What’s in a name? For flowers, plenty.

There’s the garden name, several local ones, and the long latinate moniker.

A rose is a rose is a rose....

Sorry Gertrude Stein, but it isn’t quite as simple – or as short-winded – as that.

What might be true poetically for a rose is definitely not applicable to many other plants. Most of them have at least two names. For instance, a Livingstone daisy – a dazzlingly colorful, low-lying, shy plant – is also (take a breath) a Mesembryanthemum. Its shyness is evident in the way it closes its flowers in rain or darkness. 

Add to its already lengthy title the stretchy word nodiflorum and, translated into common parlance, it is a “slenderleaf iceplant.” But wait – it’s now called Dorotheanthus bellidiformis. Or is it Cleretum bellidiforme?

Are such Latinate complications just the result of botanists extending themselves or bestowing importance on the comparatively insignificant? To be fair, the justification for botanical Latin is universality in answer to the confusing multiplicity of languages. But to a gardener, “Livingstone daisy” seems much more accessible and friendly than any of the botanical tags with which it is lumbered. Even worse, those labels sometimes change.

Look up any plant you like and you may well find a weighty nomenclature staring you in the face. And these obscurist labels are rarely as vivid as the common or garden names. I mean isn’t “snapdragon” more exciting than Antirrhinum? And what about Amaranthus caudatus? Isn’t love-lies-bleeding – even if it sounds a bit gory – more romantic? Same with love-in-a-mist, mind-your-own-business, and lily of the valley (respectively Nigella damascena, Soleirolia soleirolii, and Convallaria majalis).

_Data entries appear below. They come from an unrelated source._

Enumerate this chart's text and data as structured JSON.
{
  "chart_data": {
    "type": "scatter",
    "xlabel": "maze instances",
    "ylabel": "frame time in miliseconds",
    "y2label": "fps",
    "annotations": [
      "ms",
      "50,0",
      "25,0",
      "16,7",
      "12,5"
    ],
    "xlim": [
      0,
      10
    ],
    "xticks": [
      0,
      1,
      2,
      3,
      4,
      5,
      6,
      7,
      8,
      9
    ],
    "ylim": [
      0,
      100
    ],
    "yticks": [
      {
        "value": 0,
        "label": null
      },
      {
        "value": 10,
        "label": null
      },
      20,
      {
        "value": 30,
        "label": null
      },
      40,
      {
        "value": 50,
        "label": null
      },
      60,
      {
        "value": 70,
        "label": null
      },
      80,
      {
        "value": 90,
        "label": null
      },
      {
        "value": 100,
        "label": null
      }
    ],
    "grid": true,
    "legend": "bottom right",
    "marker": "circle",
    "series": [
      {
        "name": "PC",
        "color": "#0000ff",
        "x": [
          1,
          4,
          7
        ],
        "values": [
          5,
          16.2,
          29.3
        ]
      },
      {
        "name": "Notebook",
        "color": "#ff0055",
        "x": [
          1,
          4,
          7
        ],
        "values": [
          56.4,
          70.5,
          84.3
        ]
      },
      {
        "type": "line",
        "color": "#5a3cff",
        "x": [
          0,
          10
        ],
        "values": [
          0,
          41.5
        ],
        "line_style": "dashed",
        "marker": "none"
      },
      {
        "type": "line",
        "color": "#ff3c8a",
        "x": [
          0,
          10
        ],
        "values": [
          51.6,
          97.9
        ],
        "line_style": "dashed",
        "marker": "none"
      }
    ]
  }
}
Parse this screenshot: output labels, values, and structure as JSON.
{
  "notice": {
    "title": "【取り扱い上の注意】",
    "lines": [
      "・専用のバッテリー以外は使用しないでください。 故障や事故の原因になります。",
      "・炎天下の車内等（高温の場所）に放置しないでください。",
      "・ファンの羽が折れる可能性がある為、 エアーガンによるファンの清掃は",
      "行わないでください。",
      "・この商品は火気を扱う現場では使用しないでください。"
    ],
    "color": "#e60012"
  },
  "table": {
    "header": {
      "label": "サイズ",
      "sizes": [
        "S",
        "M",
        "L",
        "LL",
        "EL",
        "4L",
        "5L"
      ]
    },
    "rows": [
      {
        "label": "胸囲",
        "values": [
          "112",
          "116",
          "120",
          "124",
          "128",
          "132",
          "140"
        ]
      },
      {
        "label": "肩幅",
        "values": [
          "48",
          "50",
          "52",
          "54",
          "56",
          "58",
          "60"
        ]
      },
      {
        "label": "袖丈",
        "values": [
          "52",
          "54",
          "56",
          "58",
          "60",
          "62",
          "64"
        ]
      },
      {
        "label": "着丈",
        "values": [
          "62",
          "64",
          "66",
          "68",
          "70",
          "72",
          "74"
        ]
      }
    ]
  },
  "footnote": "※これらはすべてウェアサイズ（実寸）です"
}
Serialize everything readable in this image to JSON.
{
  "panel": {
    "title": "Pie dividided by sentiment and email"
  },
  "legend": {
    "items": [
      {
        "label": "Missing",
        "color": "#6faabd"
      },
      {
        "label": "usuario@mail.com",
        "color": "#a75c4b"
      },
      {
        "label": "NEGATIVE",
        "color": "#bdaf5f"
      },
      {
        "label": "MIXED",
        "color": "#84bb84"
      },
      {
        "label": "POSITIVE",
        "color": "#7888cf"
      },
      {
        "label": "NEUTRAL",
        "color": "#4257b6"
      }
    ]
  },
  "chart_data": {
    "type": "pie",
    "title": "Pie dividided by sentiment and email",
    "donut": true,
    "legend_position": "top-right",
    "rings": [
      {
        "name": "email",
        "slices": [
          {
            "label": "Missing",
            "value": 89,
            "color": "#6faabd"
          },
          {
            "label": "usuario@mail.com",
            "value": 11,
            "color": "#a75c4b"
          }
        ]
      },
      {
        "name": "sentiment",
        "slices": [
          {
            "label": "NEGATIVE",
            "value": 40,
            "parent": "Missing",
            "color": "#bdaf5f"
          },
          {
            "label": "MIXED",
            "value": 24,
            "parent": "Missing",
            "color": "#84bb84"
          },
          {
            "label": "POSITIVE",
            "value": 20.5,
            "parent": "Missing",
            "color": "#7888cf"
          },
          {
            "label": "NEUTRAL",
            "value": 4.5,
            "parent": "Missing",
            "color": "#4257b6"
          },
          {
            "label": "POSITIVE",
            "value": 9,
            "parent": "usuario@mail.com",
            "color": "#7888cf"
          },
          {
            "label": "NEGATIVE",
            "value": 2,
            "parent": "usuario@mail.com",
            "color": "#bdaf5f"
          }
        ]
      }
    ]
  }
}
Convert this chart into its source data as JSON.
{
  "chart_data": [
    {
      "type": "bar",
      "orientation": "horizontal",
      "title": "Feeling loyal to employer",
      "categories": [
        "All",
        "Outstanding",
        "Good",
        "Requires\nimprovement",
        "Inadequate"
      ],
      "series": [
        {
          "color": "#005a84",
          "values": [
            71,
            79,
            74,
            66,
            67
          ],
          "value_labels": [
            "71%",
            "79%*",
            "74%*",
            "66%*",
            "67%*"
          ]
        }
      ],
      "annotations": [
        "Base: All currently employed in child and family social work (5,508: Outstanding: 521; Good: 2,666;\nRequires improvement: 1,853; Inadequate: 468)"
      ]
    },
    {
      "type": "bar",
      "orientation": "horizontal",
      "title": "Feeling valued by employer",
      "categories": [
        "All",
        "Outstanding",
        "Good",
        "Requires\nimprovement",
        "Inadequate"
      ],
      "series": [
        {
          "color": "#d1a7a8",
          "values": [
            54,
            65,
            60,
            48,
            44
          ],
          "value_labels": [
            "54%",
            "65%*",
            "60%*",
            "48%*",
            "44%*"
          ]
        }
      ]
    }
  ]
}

All this naming is hierarchical. At the top are the scientific or botanical names. Next come the garden usage names. And at the bottom are the folk names. These last ones are often surprisingly local and frequently the most enchanting of all. Among my favorites are Jack-go-to-bed-at-noon, pudding grass, and cuckoo’s stockings.

Oh – and goosefoot. It is, or perhaps I should say “was,” so named because its leaves resemble the feet of geese. I have a book of wildflowers that grow in Britain and Europe. It was first published in 1974 so it really belongs to the Dark Ages. Goosefoot is listed in it, but not just as a single kind of wild plant. It is a whole family, and naturally this family has a complex name: Chenopodiaceae. Some of the family members have common names worth repeating: good-King-Henry, fat hen, glasswort, shrubby sea-blite, hairy sea-blite, and prickly saltwort. Some of this “family” have now been assigned to other families, as the Encyclopaedia Britannica explains: “The taxonomy of the genus is contentious, and a number of species formerly placed in Chenopodium have been reassigned based on molecular data.” Ho-hum. One wonders if it matters whether or not goosefoot is now (alongside love-lies-bleeding) in another family (Amaranthaceae) as a kind of orphan.

Someone once told me (it may well have been Richard Adams of “Watership Down” fame) that one should be able to enjoy walking in the countryside without having to name everything one sees. On the whole I agree. “Just look at that tiny blue flower!” should be quite enough. Naming every insect, bird, and type of moss smacks of showing off. It’s like name-dropping.

Nevertheless there is a certain pleasure in naming things in nature. Sometimes this pleasure is tinged with amusement. Notice a Eurasian wren – that tiny garden bird – and its Latin name might spring to mind: It’s Troglodytes troglodytes, which is wonderfully too big for this charmingly little specimen.

But what about the fondness orchid growers have in naming names? Aren’t they overdoing it somewhat? Who can comfortably digest Chondrorhyncha, Platanthera blepharoglottis, or Pogonia ophioglossoides?

Memorable for a number of reasons is a perennial scarlet-flowering plant, a native of California. Maybe I like it because it is one of a very small number of plants the names of which begin with the letter Z. Maybe it is also the fact that it flowers late in the summer, when many plants are fading toward autumn. Maybe it’s that it has a profusion of vivid scarlet flowers. But it is more likely because hummingbirds love it, an utterly appealing symbiosis. Its common name refers to this bird-flower combination: hummingbird trumpet flower.

But my main fondness for it derives from the fact that this plant is determined to fly in the face of any fastidious, name-dropping botanist by sticking obstinately to its old-fashioned garden name. Although officially its longtime name Zauschneria californica is no longer permitted, that is what it goes on being called. 

Regardless, I say: “Long live Zauschneria californica!”